Thursday, November 6, 2008

Sleepless nights

I just masturbated twice in about 15-20 minutes and I still don't feel any release or even a subsiding in my sexual appetite. I'm just as horny as I was half an hour ago even though I came twice..
My arm is sore..why can't I find those batteries for my vibrator?! It looks like I'll have to make a trip to the local "toy" store, but then I feel like I'll buy something unnecessary there. I fucking hate these sleepless nights. I just want to be satisfied and I feel like no matter what I do, the result is always the same-brief periods of release and then I'm just as horny or even hornier than before. Parts of me, and I guess by parts I mean my pussy, wish that I had a FWB here at school so that I could call them and they could be here in five minutes. If only boys at my school looked like they actually washed their balls, maybe it would happen.

Fuck.

Tomorrow I'm celebrating my birthday a little early with some friends (some are underage, so they obviously can't go to the bars on my real birthday), which will probably only make the situation worse, but what the hell. I'm already going to go ahead and tell you that I'm 99% sure I'll invite douchebag over because I want to get laid. And I'll also probably tell you that he won't come over because Gears of War 2 just came out at midnight tonight.....and he already has it and is playing as we speak....I invite him over at 9:30pm one night and it's too late to come over and fuck, but it's almost 1:30am and he can play video games. I'm confused by his priorities...pussy...............video games..........pussy........video games.....pussy for an hour and then you can go home and play video games until your eyes bleed and your thumbs become permantently disjointed? I'm not in the mood for teasing. If douchebag comes over again, I'm fucking. He can say no..but he's really going to mean yes when I'm done. I'm so fucking horny that I don't think the size difference between us could even stop me. All his 6'5, 2...60? 250? 240? I'm not sure, but whatever it is, be damned, because I'm too pissed and too tired and too horny to give a fuck what he wants. It's about me, bitch.

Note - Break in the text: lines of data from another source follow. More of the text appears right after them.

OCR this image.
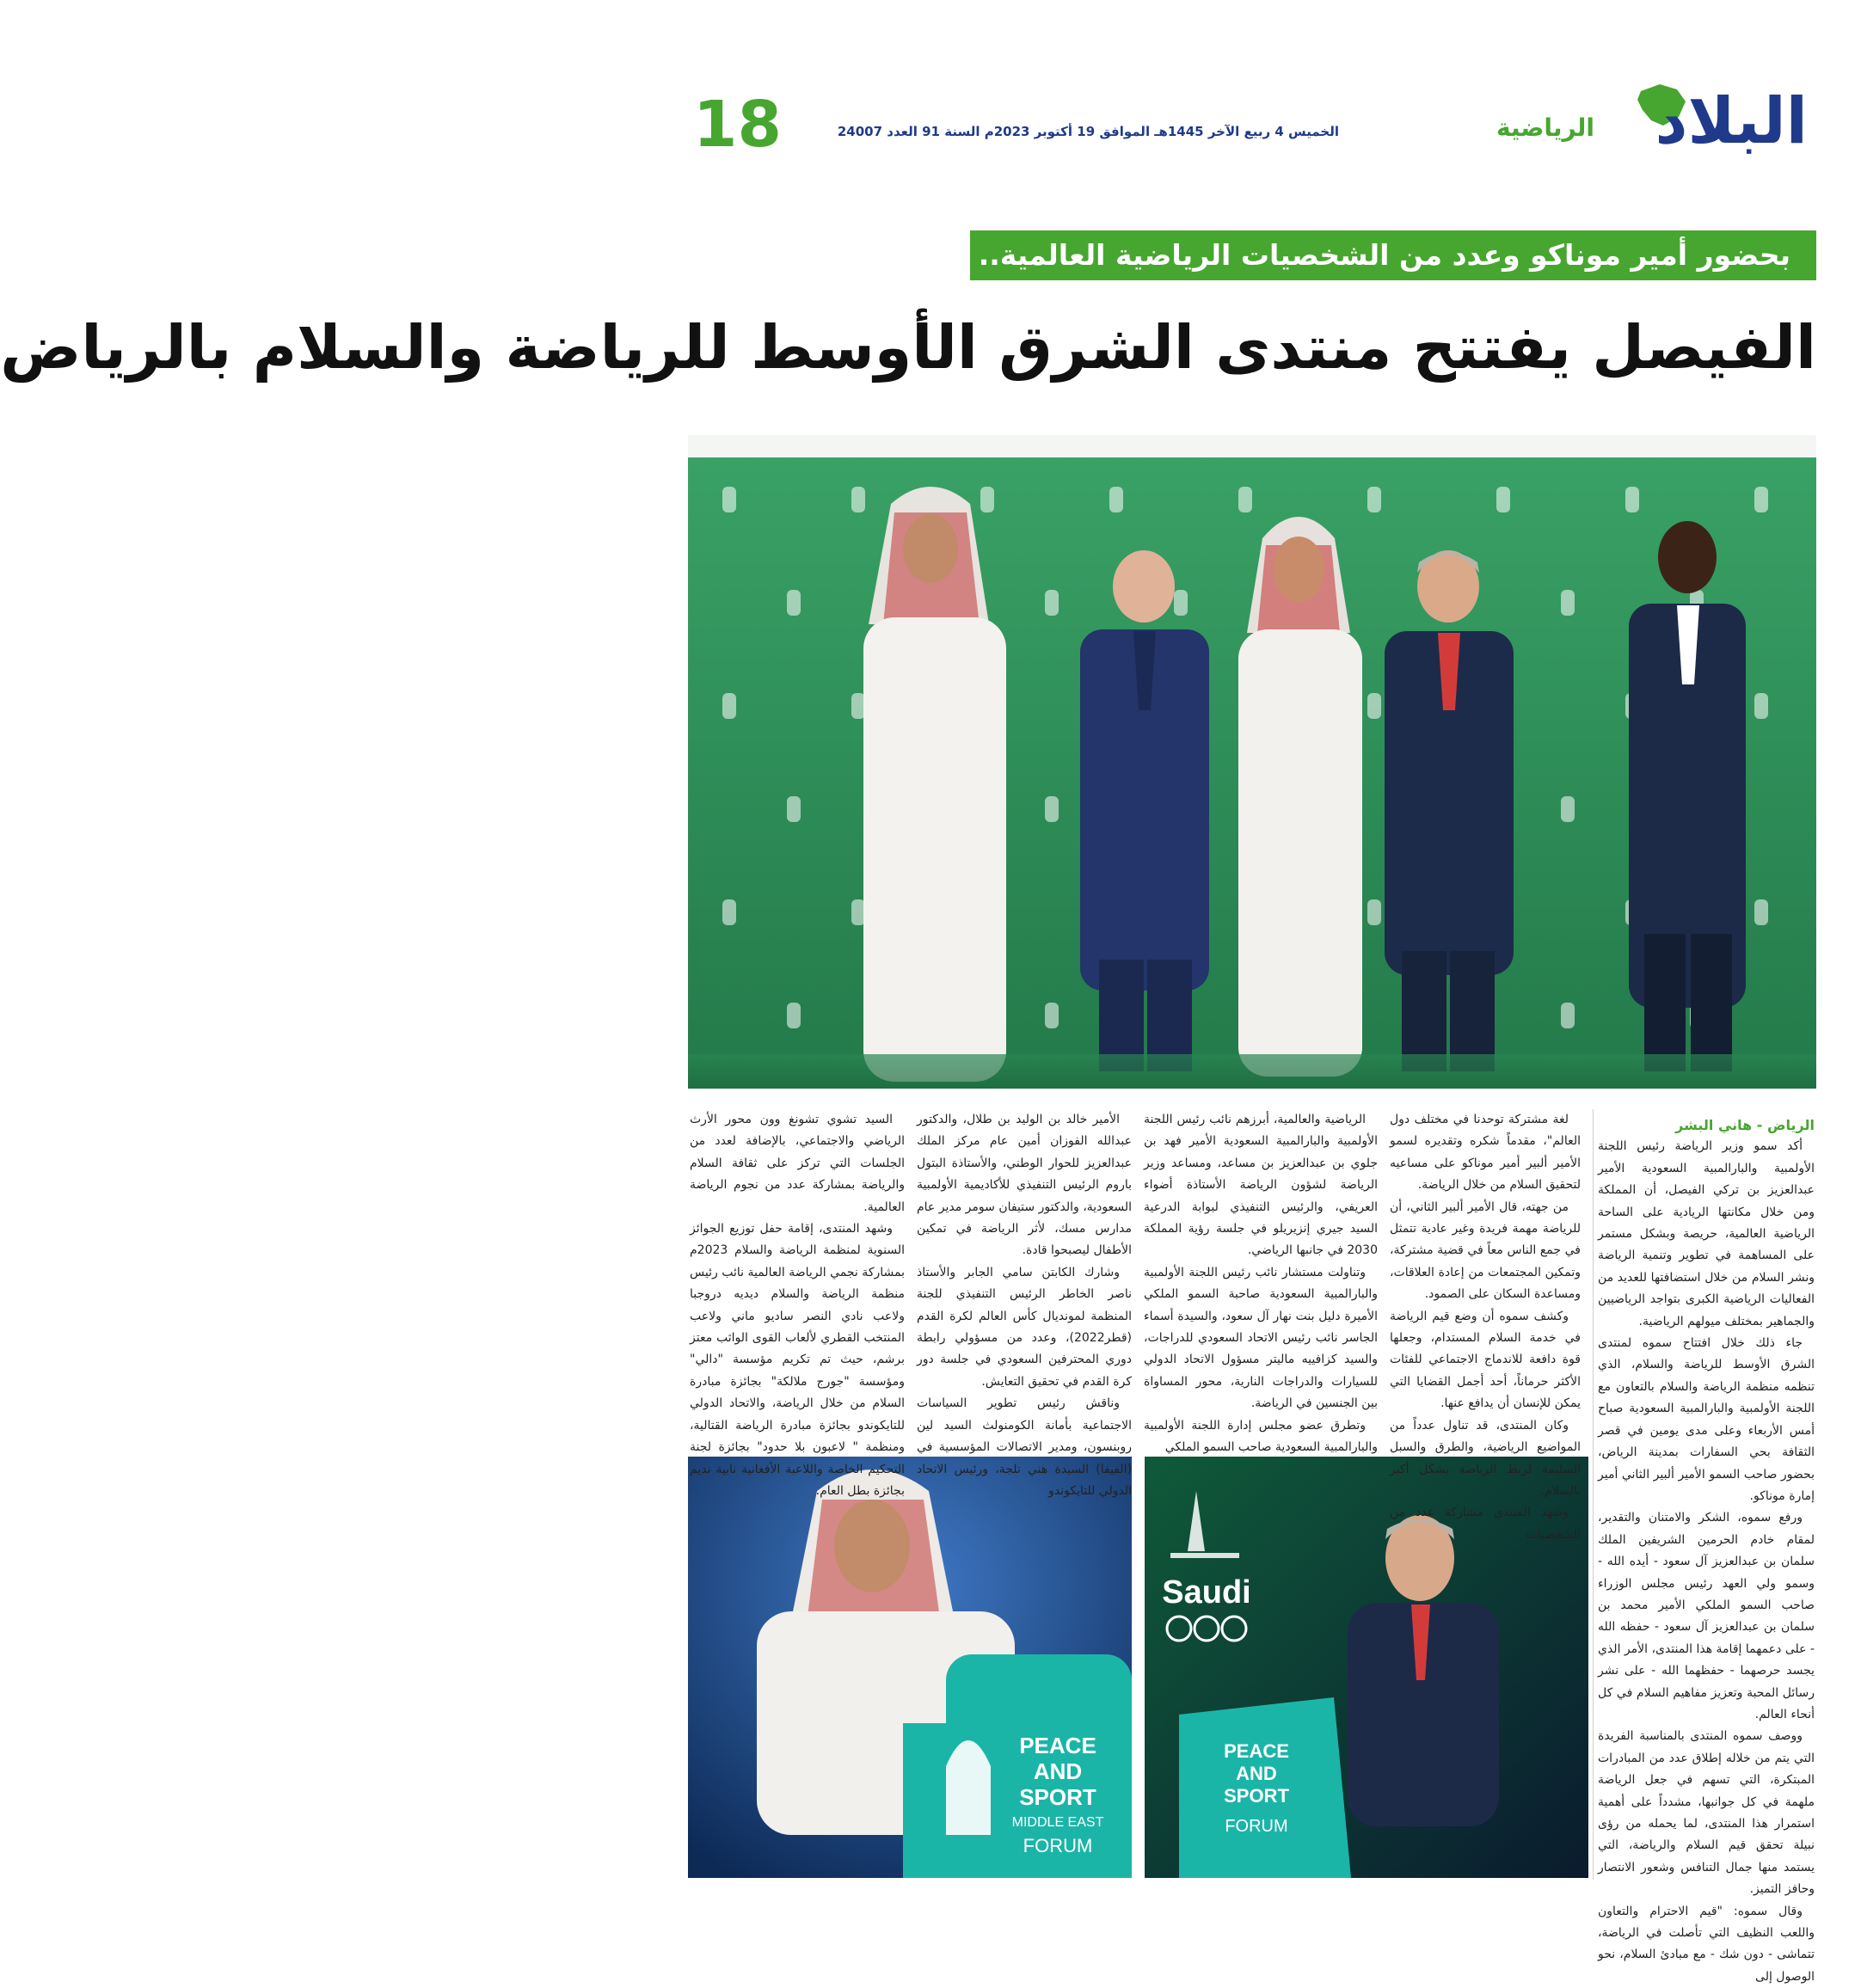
البلاد
الرياضية
الخميس 4 ربيع الآخر 1445هـ الموافق 19 أكتوبر 2023م السنة 91 العدد 24007
18
بحضور أمير موناكو وعدد من الشخصيات الرياضية العالمية..
الفيصل يفتتح منتدى الشرق الأوسط للرياضة والسلام بالرياض
PEACE
AND
SPORT
MIDDLE EAST
FORUM
Saudi
PEACE
AND
SPORT
FORUM

الرياض - هاني البشر

أكد سمو وزير الرياضة رئيس اللجنة الأولمبية والبارالمبية السعودية الأمير عبدالعزيز بن تركي الفيصل، أن المملكة ومن خلال مكانتها الريادية على الساحة الرياضية العالمية، حريصة وبشكل مستمر على المساهمة في تطوير وتنمية الرياضة ونشر السلام من خلال استضافتها للعديد من الفعاليات الرياضية الكبرى بتواجد الرياضيين والجماهير بمختلف ميولهم الرياضية.

جاء ذلك خلال افتتاح سموه لمنتدى الشرق الأوسط للرياضة والسلام، الذي تنظمه منظمة الرياضة والسلام بالتعاون مع اللجنة الأولمبية والبارالمبية السعودية صباح أمس الأربعاء وعلى مدى يومين في قصر الثقافة بحي السفارات بمدينة الرياض، بحضور صاحب السمو الأمير ألبير الثاني أمير إمارة موناكو.

ورفع سموه، الشكر والامتنان والتقدير، لمقام خادم الحرمين الشريفين الملك سلمان بن عبدالعزيز آل سعود - أيده الله - وسمو ولي العهد رئيس مجلس الوزراء صاحب السمو الملكي الأمير محمد بن سلمان بن عبدالعزيز آل سعود - حفظه الله - على دعمهما إقامة هذا المنتدى، الأمر الذي يجسد حرصهما - حفظهما الله - على نشر رسائل المحبة وتعزيز مفاهيم السلام في كل أنحاء العالم.

ووصف سموه المنتدى بالمناسبة الفريدة التي يتم من خلاله إطلاق عدد من المبادرات المبتكرة، التي تسهم في جعل الرياضة ملهمة في كل جوانبها، مشدداً على أهمية استمرار هذا المنتدى، لما يحمله من رؤى نبيلة تحقق قيم السلام والرياضة، التي يستمد منها جمال التنافس وشعور الانتصار وحافز التميز.

وقال سموه: "قيم الاحترام والتعاون واللعب النظيف التي تأصلت في الرياضة، تتماشى - دون شك - مع مبادئ السلام، نحو الوصول إلى

لغة مشتركة توحدنا في مختلف دول العالم"، مقدماً شكره وتقديره لسمو الأمير ألبير أمير موناكو على مساعيه لتحقيق السلام من خلال الرياضة.

من جهته، قال الأمير ألبير الثاني، أن للرياضة مهمة فريدة وغير عادية تتمثل في جمع الناس معاً في قضية مشتركة، وتمكين المجتمعات من إعادة العلاقات، ومساعدة السكان على الصمود.

وكشف سموه أن وضع قيم الرياضة في خدمة السلام المستدام، وجعلها قوة دافعة للاندماج الاجتماعي للفئات الأكثر حرماناً، أحد أجمل القضايا التي يمكن للإنسان أن يدافع عنها.

وكان المنتدى، قد تناول عدداً من المواضيع الرياضية، والطرق والسبل السليمة لربط الرياضة بشكل أكبر بالسلام.

وشهد المنتدى مشاركة عدد من الشخصيات

الرياضية والعالمية، أبرزهم نائب رئيس اللجنة الأولمبية والبارالمبية السعودية الأمير فهد بن جلوي بن عبدالعزيز بن مساعد، ومساعد وزير الرياضة لشؤون الرياضة الأستاذة أضواء العريفي، والرئيس التنفيذي لبوابة الدرعية السيد جيري إنزيريلو في جلسة رؤية المملكة 2030 في جانبها الرياضي.

وتناولت مستشار نائب رئيس اللجنة الأولمبية والبارالمبية السعودية صاحبة السمو الملكي الأميرة دليل بنت نهار آل سعود، والسيدة أسماء الجاسر نائب رئيس الاتحاد السعودي للدراجات، والسيد كزافييه ماليتر مسؤول الاتحاد الدولي للسيارات والدراجات النارية، محور المساواة بين الجنسين في الرياضة.

وتطرق عضو مجلس إدارة اللجنة الأولمبية والبارالمبية السعودية صاحب السمو الملكي

الأمير خالد بن الوليد بن طلال، والدكتور عبدالله الفوزان أمين عام مركز الملك عبدالعزيز للحوار الوطني، والأستاذة البتول باروم الرئيس التنفيذي للأكاديمية الأولمبية السعودية، والدكتور ستيفان سومر مدير عام مدارس مسك، لأثر الرياضة في تمكين الأطفال ليصبحوا قادة.

وشارك الكابتن سامي الجابر والأستاذ ناصر الخاطر الرئيس التنفيذي للجنة المنظمة لمونديال كأس العالم لكرة القدم (قطر2022)، وعدد من مسؤولي رابطة دوري المحترفين السعودي في جلسة دور كرة القدم في تحقيق التعايش.

وناقش رئيس تطوير السياسات الاجتماعية بأمانة الكومنولث السيد لين روبنسون، ومدير الاتصالات المؤسسية في (الفيفا) السيدة هني تلجة، ورئيس الاتحاد الدولي للتايكوندو

السيد تشوي تشونغ وون محور الأرث الرياضي والاجتماعي، بالإضافة لعدد من الجلسات التي تركز على ثقافة السلام والرياضة بمشاركة عدد من نجوم الرياضة العالمية.

وشهد المنتدى، إقامة حفل توزيع الجوائز السنوية لمنظمة الرياضة والسلام 2023م بمشاركة نجمي الرياضة العالمية نائب رئيس منظمة الرياضة والسلام ديديه دروجبا ولاعب نادي النصر ساديو ماني ولاعب المنتخب القطري لألعاب القوى الواثب معتز برشم، حيث تم تكريم مؤسسة "دالي" ومؤسسة "جورج ملالكة" بجائزة مبادرة السلام من خلال الرياضة، والاتحاد الدولي للتايكوندو بجائزة مبادرة الرياضة القتالية، ومنظمة " لاعبون بلا حدود" بجائزة لجنة التحكيم الخاصة واللاعبة الأفغانية نابية نديم بجائزة بطل العام.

I'm so exhausted that I feel almost drunk..so please excuse the ranting and move on to more intellectual posts (ok...well so maybe they're not really intellectual..)

Once again, with emphasis, Fuckkkkkkkk.

4 comments:

Greg Voltaire said...

If he is choosing video games, then he truly is a lost cause and must be beaten to death with a small brick. Hang on a second.

..............

Fuck, couldn't find him.

This is an honest, non-sarcastic question. Is it really hard for a hot girl to find a guy to fuck? They always talk about guys who just want you for the pussy and stuff, but it seems like there are a lot of women angry that these guys can't be found.

Are all guys really that stupid that they will pick Gears of War over pussy? Answer: Yes. In all likelihood it is because men get the same physiological pleasure from masturbation as sex, although women don't. Therefore, why make the trip?

Another in the list of things that prove men are inferior and devolved to the point of no return.

Hope you can find some relief somewhere.

Greg

I'm not mean, I'm just not nice. said...

well greg. good questions. I'm drunk as a fuckin skunk right now and still spelling amazingingly. I'm impressive, I know. I've been texting douchebag...and nothing. I mean he asked if I had a threesome going on because i accidentally told him i kissed a girl.......and now nada. I mean, I don't call myself hot because I don't consider myself to be hot. I'm relatively attractive, but like i said, I'm not a stick figure b/c i gained weight when i was on steriod.s I just asked him if he was playing video games and he said yes.....it makes me pity myself and him. I drank a whole thing of peppermint schnapps, not the best idea i've ever had.

Greg Voltaire said...

I don't pity you, I pity him. I've heard legends of men who pick games over girls, but I really though they were a myth. I continue to over-estimate my gender.

And since when are stick figures hot? Even Gisele has some curves. Either way, beauty is objective.

You told him you kissed a girl. If that didn't snap his ass out of Nintendo world or wherever the fuck he is, either a pissed reaction or a ohmugawshihavetofuckyounow reaction, then I can only conclude he is gay.

As long as you don't become an alcoholic, you'll be fine. If I'm counting correctly, you turn 21 in four days. He turns 7 in about 20 years. Good luck to you, and may you be granted many orgasms, and he be granted a trip to E3 and no sex for the rest of his life.

Feeling for you,

Greg

ChicagoSane said...

The problem with getting laid is that it's a dime a dozen, seriously. For a guy, finding a girl to bang is as easy as Craigslist. This is why I'm a picky, choosy son-of-a-bitch.

The last 3 girls I slept with were all extra-special, in some ways. They differentiated themselves from the rest.

Sleeping with douchebags will show on your face to the guys who are worth it. My last fuck buddy, who was very special to me, slept with mostly douchebags. It was the reason I ended our relationship: she was addicted to men treating her badly.

How about seeking out a fuck buddy who is worth more than a $5 used pair of tight jeans? They're out there. I bet there are some in your life that you're ignoring.

Happy birthday, by the way. I'll buy you a round.